We spent most of the time at the cottage hanging out with Grandma and Great-Grandma. We saw friends and kids and had a great time just relaxing and visiting.











5. "Morning" sickness set in. Sorry, no pictures.



6. Isaac and I took a trip to Mexico. Since I was feeling a little sick we didn't do a lot of sight-seeing, but we spent a lot of time with Hector's family, which was the purpose of our visit. Isaac had a wonderful time playing with his cousins and getting to know his grandparents down in Mexico.
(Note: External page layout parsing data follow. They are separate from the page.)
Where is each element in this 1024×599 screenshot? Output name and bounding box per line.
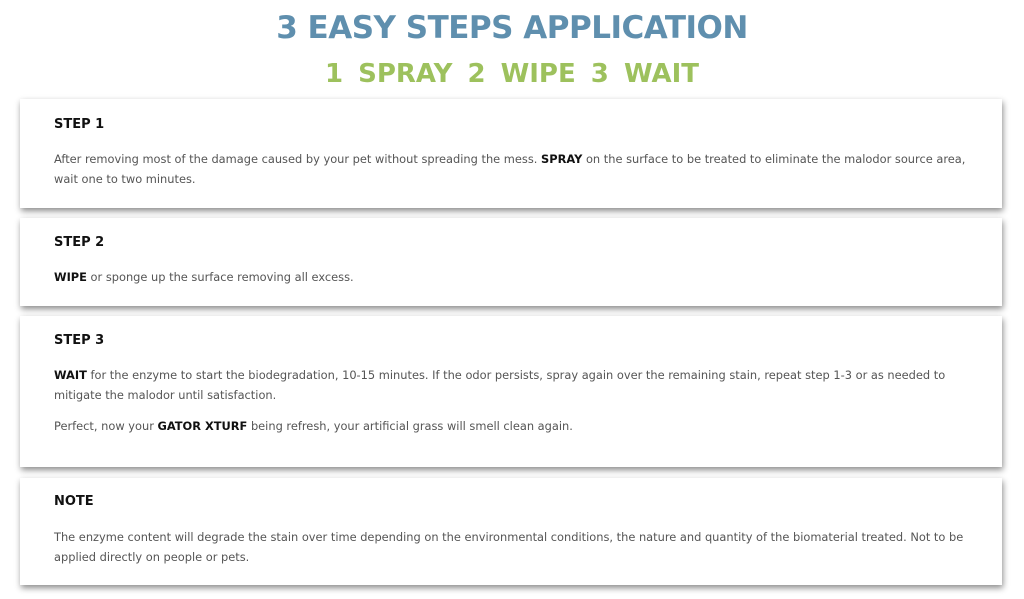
step-1-text-part: on the surface to be treated to eliminate the malodor source area, wait one to two minutes.: [54, 152, 966, 186]
note-heading: NOTE: [54, 494, 94, 509]
note-card: [20, 478, 1002, 585]
page-subtitle: 1 SPRAY 2 WIPE 3 WAIT: [324, 59, 699, 89]
step-1-text: [54, 149, 968, 189]
step-3-followup-text: [54, 416, 968, 436]
step-3-text: [54, 365, 968, 405]
step-2-text: [54, 267, 968, 287]
wipe-keyword: WIPE: [54, 270, 87, 284]
step-1-card: [20, 99, 1002, 208]
wait-keyword: WAIT: [54, 368, 87, 382]
step-3-card: [20, 316, 1002, 467]
step-1-text-part: After removing most of the damage caused by your pet without spreading the mess.: [54, 152, 542, 166]
step-2-card: [20, 218, 1002, 306]
step-3-heading: STEP 3: [54, 333, 105, 348]
spray-keyword: SPRAY: [541, 152, 583, 166]
step-3-text-part: for the enzyme to start the biodegradation, 10-15 minutes. If the odor persists, spray again over the remaining stain, repeat step 1-3 or as needed to mitigate the malodor until satisfaction.: [54, 368, 946, 402]
step-3-followup-part: being refresh, your artificial grass will smell clean again.: [247, 419, 573, 433]
page-title: 3 EASY STEPS APPLICATION: [276, 10, 748, 46]
step-2-heading: STEP 2: [54, 235, 105, 250]
step-2-text-part: or sponge up the surface removing all excess.: [86, 270, 354, 284]
note-text: The enzyme content will degrade the stain over time depending on the environmental conditions, the nature and quantity of the biomaterial treated. Not to be applied directly on people or pets.: [54, 530, 964, 564]
step-1-heading: STEP 1: [54, 117, 105, 132]
step-3-followup-part: Perfect, now your: [54, 419, 158, 433]
brand-name: GATOR XTURF: [157, 419, 248, 433]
7. Over the next couple of months Isaac learned to play by himself - a lot - while mommy slept and threw up all day. Daddy was home and helped out - a lot - by playing with Isaac and keeping things picked up around here.

8. Mommy got acupuncture and is able to join the land of the living for a couple days at a time. I'm very happy to report that at 15 weeks I'm feeling almost human again and am hoping that the fun part of pregnancy is about to begin. However, my waist is gone and I'm already busting out the maternity pants despite the fact that I'm 8 lbs lighter than my first prenatal appointment. Go figure...?

Thursday, July 2, 2009

Off the Wagon

Oops! I guess I was looking for a reason to give in and nurse my baby...or maybe I really was looking for some good strong encouragement to keep going but never found it. The only real information I could gather in the last 48 hours (blogs, forums, friends), was that when you wean slowly - like, gradually decrease feedings (not go from 3 to 0 in one day) - the discomfort is relieved a bit.
And, go figure! It is! :)

Wednesday, July 1, 2009

Getting stronger...and sore

Day 2 of weaning...
So far, so good. We made it another whole day by staying busy and staying off the couch. My little monkey went down with a bit more of a fight this time and tonight I just cried along with him. Again, I sang him a little song and laid him down with his blankies and bear. Because he was a little extra upset this time, I came back out thinking I'd make him a little chamomile tea for his cup. I poured some water in a cup, set a minute on the microwave, and by the time it was done he was out cold. Again.
Now I'm sitting here enjoying some quiet time and hoping this annoying itching pain will go away soon. I wasn't anticipating a lot of the discomfort that comes along with this...both emotional and physical. For now, though, I don't think it's anything a glass of wine won't fix!